Your taxes put to good use.

Your taxes put to good use.

And, finally, if you really want to play the abusive card, be very careful of who you accuse with abuse. Yes, I agree, there is something abusive.

For example, a nation that has forsaken its children. A people that forget. In grade school, we are taught “nationalistic” values such as bayanihan, wherein when one person needs help moving, everyone in the barrio lifts the bahay kubo. A culture that treats the poor as dirt, that dismisses their anguish as laziness, that mocks their hunger, that glorifies their pain. Where is compassion? Where is empathy? Where is that Filipino nationhood that we all seek to build? Or are they just empty statements for Facebook statuses?

They are squatters and they are poor, let them get jobs!

They are hungry and they are poor, let them eat cake!

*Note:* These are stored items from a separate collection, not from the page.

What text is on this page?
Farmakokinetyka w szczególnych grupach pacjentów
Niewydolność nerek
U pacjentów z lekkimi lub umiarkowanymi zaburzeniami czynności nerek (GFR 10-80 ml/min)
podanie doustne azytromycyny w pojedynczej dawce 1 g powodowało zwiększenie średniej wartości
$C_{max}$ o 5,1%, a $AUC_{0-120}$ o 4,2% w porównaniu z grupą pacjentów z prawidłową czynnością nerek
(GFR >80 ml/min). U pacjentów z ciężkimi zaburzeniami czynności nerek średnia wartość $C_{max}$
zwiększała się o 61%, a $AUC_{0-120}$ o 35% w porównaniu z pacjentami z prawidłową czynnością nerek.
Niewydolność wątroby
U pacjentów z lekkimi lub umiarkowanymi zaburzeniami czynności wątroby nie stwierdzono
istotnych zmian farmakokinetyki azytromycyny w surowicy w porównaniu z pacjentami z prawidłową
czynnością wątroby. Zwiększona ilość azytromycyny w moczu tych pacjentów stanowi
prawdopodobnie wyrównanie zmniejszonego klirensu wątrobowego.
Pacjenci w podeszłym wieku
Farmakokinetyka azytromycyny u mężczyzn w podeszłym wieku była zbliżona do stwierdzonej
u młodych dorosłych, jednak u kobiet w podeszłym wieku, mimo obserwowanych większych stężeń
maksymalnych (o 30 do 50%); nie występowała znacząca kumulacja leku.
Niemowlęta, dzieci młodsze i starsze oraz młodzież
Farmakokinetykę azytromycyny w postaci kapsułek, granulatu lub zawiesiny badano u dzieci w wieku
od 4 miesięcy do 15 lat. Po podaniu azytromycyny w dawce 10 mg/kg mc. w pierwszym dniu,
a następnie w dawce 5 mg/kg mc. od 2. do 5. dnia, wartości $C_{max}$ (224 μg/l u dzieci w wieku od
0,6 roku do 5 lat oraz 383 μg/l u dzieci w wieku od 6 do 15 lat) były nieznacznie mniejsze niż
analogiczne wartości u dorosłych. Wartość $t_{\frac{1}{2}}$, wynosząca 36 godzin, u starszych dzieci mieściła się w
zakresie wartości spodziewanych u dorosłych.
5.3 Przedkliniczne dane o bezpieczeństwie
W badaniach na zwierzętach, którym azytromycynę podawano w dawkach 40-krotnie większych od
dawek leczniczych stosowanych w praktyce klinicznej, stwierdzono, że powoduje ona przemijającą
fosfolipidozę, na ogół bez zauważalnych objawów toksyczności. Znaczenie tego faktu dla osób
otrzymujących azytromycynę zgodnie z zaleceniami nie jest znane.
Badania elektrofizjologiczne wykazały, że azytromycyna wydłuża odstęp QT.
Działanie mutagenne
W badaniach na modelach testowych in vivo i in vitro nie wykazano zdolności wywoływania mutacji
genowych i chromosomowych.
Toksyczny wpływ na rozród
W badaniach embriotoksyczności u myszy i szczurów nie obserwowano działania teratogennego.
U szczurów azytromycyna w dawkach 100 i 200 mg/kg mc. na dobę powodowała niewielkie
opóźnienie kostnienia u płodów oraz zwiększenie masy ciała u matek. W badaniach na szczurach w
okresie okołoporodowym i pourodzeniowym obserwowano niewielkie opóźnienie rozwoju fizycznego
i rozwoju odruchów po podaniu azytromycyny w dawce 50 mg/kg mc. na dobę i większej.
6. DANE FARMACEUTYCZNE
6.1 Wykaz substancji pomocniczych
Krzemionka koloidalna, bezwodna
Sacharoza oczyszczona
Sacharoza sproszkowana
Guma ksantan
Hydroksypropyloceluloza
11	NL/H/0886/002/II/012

The middle class that had the opportunity to read Dickens and Hugo, that have condemed Versailles, are now the Marie Antoinettes of society. They do not understand. This is not abuse. Because what part of they are the victims of daily abuse is so hard to understand? When you see the house where all your children have grew up torn down by demolitionists — no, this is not abuse. This is not arrogance. This is rebellion. This is revolution.

Would you side with your countrymen and raise a flag for liberte, egalite, et fraternite? Or would you prefer the sweet fall of the guillotine against your neck?